Ein neues Europa entsteht, doch es besteht weiterhin aus Nationen und Nationalstaaten. Sie sind Ergebnisse einer oft leidvollen Geschichte, in der nationale Identitäten entstanden, die nicht leicht "europäisiert" werden können. Wie die moderne deutsche Nation im europäischen Umfeld geformt wurde, kulturell, politisch und auch in Kriegen, ist das Thema dieses Buches.
Rezensionsnotiz zu
Frankfurter Rundschau, 26.04.2001
Ulrich Speck mutmaßt, dass der Nationalismus heute im Westen angesichts einer fortschreitenden Europäisierung ausgedient habe. Daher erstaunt es ihn keineswegs, dass ein Neuzeithistoriker wie der Tübinger Dieter Langewiesche sich des Themas angenommen hat. Neun der wichtigsten seiner lesbaren wie lesenswerten Aufsätze, lobt der Rezensent, sind in diesem Band versammelt, mit denen der Autor zwei Anliegen ausdrücke.

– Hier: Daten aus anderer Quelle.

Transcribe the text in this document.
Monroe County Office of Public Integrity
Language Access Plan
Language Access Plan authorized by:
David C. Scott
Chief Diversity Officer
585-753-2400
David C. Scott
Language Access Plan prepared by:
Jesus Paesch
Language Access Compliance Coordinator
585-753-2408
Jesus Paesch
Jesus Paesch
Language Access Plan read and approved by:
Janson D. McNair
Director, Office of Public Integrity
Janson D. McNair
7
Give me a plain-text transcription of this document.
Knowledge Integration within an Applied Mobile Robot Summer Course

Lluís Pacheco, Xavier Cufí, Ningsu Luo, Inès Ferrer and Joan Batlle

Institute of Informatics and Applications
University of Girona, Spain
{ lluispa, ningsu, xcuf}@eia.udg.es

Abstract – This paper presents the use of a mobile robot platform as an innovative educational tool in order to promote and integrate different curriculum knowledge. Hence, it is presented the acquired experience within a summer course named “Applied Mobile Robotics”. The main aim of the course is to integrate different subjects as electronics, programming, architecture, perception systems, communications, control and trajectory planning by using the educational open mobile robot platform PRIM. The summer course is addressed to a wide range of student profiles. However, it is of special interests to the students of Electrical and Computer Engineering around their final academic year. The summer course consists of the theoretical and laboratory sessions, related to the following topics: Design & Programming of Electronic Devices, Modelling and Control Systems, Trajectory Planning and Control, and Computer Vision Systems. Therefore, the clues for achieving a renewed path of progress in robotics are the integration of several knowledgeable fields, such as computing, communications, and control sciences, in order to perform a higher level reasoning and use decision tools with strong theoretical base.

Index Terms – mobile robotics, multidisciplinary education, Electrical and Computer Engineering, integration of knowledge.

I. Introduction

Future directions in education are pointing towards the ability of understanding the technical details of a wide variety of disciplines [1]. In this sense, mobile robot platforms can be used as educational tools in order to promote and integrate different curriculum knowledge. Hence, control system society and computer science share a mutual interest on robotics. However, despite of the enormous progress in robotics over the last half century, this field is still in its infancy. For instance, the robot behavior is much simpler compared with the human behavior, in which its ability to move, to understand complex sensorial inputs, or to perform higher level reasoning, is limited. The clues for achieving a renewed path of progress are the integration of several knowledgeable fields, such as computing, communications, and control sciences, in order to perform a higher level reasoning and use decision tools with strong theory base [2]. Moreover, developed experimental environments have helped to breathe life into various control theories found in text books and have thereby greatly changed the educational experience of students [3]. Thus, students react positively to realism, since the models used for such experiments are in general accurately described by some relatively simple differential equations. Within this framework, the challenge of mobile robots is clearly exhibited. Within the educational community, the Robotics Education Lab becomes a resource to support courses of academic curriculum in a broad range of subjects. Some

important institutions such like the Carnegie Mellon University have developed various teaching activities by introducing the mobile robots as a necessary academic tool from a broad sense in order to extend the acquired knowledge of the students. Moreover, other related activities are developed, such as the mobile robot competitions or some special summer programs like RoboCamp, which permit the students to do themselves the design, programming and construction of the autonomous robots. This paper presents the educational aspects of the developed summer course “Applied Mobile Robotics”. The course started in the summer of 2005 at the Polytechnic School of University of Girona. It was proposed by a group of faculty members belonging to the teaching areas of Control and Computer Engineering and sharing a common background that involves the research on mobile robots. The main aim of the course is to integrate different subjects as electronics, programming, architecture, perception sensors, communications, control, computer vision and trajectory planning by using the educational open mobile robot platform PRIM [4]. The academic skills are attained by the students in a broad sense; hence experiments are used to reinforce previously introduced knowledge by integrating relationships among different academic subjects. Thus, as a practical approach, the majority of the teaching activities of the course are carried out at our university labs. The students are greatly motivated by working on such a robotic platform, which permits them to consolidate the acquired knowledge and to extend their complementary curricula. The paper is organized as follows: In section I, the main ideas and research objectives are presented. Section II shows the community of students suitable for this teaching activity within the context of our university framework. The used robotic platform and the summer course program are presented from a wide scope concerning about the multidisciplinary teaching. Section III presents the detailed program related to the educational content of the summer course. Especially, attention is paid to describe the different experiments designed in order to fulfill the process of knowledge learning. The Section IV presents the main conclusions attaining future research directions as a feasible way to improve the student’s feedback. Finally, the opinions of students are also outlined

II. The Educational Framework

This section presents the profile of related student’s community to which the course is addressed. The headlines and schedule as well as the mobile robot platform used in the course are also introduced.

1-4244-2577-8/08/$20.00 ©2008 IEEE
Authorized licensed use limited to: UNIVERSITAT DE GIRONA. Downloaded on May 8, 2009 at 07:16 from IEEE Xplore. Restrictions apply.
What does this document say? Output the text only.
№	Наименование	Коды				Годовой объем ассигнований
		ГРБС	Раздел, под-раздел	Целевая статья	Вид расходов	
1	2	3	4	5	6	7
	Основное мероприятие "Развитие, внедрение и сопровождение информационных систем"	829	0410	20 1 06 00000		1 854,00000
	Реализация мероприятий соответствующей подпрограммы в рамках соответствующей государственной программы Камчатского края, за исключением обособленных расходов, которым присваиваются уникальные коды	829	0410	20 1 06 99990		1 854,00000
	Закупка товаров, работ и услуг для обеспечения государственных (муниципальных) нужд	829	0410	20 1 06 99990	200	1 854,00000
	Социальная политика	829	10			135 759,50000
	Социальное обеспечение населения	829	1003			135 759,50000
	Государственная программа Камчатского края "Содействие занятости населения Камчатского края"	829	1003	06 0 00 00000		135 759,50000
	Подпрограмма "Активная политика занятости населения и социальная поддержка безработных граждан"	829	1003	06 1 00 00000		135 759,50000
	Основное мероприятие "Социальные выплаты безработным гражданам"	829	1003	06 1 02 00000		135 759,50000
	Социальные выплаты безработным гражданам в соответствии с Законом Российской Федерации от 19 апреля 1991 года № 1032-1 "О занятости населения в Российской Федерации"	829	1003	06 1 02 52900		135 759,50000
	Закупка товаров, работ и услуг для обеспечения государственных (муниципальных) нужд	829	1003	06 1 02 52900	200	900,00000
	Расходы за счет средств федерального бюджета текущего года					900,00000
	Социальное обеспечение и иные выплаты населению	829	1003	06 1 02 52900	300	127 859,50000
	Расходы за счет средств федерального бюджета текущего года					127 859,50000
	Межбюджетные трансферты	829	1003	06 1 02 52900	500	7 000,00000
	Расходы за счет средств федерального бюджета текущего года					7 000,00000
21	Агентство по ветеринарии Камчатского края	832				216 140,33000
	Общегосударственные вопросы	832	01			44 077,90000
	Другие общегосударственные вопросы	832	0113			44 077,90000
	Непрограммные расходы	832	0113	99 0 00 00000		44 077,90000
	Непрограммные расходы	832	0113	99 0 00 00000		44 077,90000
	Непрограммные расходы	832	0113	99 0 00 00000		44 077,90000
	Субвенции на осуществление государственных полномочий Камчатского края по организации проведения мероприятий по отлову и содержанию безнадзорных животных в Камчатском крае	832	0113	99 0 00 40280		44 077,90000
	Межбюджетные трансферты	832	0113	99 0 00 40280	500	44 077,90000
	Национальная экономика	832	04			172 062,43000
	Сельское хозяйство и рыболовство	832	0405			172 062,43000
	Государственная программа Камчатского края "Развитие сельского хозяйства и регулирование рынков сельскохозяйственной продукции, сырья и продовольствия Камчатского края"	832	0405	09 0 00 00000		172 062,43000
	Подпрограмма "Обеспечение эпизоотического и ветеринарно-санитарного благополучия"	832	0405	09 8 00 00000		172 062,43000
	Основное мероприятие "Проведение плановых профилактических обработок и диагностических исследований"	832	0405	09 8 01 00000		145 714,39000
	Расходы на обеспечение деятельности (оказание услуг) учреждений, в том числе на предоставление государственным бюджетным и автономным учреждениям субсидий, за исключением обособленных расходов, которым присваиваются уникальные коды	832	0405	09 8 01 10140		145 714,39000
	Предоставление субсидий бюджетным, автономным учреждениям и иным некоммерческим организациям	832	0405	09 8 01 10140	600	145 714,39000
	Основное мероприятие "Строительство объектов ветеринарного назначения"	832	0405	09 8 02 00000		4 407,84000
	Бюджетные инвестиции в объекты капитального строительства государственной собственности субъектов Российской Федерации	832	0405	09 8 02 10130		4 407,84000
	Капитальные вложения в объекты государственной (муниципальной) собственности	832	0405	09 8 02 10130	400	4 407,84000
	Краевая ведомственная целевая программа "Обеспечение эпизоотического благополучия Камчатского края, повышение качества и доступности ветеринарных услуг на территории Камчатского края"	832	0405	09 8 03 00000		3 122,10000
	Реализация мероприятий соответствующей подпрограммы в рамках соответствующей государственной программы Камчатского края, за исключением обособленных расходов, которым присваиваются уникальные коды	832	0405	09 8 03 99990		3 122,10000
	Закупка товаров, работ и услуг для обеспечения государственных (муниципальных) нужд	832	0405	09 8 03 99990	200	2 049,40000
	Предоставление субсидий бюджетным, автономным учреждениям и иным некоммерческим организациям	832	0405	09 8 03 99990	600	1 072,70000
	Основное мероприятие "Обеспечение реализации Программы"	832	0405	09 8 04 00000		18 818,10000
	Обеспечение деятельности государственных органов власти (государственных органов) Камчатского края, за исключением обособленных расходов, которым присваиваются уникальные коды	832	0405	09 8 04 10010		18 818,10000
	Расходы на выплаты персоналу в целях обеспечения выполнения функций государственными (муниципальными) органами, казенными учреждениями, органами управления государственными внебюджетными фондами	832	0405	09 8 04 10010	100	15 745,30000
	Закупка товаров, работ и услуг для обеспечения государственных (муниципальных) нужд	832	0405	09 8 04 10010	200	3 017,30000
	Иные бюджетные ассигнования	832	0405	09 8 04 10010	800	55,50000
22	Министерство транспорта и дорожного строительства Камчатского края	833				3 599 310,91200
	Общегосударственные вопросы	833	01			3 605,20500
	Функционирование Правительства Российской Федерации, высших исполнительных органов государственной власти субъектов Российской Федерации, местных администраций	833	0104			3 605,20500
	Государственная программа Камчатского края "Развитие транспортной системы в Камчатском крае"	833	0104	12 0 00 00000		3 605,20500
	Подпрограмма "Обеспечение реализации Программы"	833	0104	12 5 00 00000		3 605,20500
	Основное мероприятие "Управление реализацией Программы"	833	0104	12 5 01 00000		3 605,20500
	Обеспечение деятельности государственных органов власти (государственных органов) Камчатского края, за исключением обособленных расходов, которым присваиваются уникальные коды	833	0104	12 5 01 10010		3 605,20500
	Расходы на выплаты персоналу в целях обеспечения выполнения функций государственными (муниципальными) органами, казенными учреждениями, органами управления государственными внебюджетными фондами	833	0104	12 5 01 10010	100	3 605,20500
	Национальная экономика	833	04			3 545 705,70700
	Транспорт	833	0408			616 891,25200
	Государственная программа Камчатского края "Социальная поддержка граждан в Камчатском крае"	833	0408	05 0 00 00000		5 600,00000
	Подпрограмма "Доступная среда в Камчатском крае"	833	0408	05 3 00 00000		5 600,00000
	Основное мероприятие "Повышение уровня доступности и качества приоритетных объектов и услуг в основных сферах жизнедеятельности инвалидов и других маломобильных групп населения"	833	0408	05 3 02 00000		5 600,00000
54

Zum einen, berichtet Speck, weise der Historiker auf die Doppelbödigkeit des Nationalismus als gut und schlecht in einem hin. Zum anderen beschreibe er brillant und wasserdicht den spezifisch deutschen, den föderativen Nationalismus als Gegengewicht zum zentralistischen Nationalstaat Frankreich - freilich nur bis zur Gründung des Deutschen Reiches. Wer mehr über Nation und Nationalismus im 19. Jahrhundert wissen möchte, werde mit Langewiesches Band bestens bedient, lobt Speck und weist darauf hin, dass die deutsche Geschichte des Föderalismus und Unitarismus des 20. Jahrhunderts aber noch geschrieben werden muss.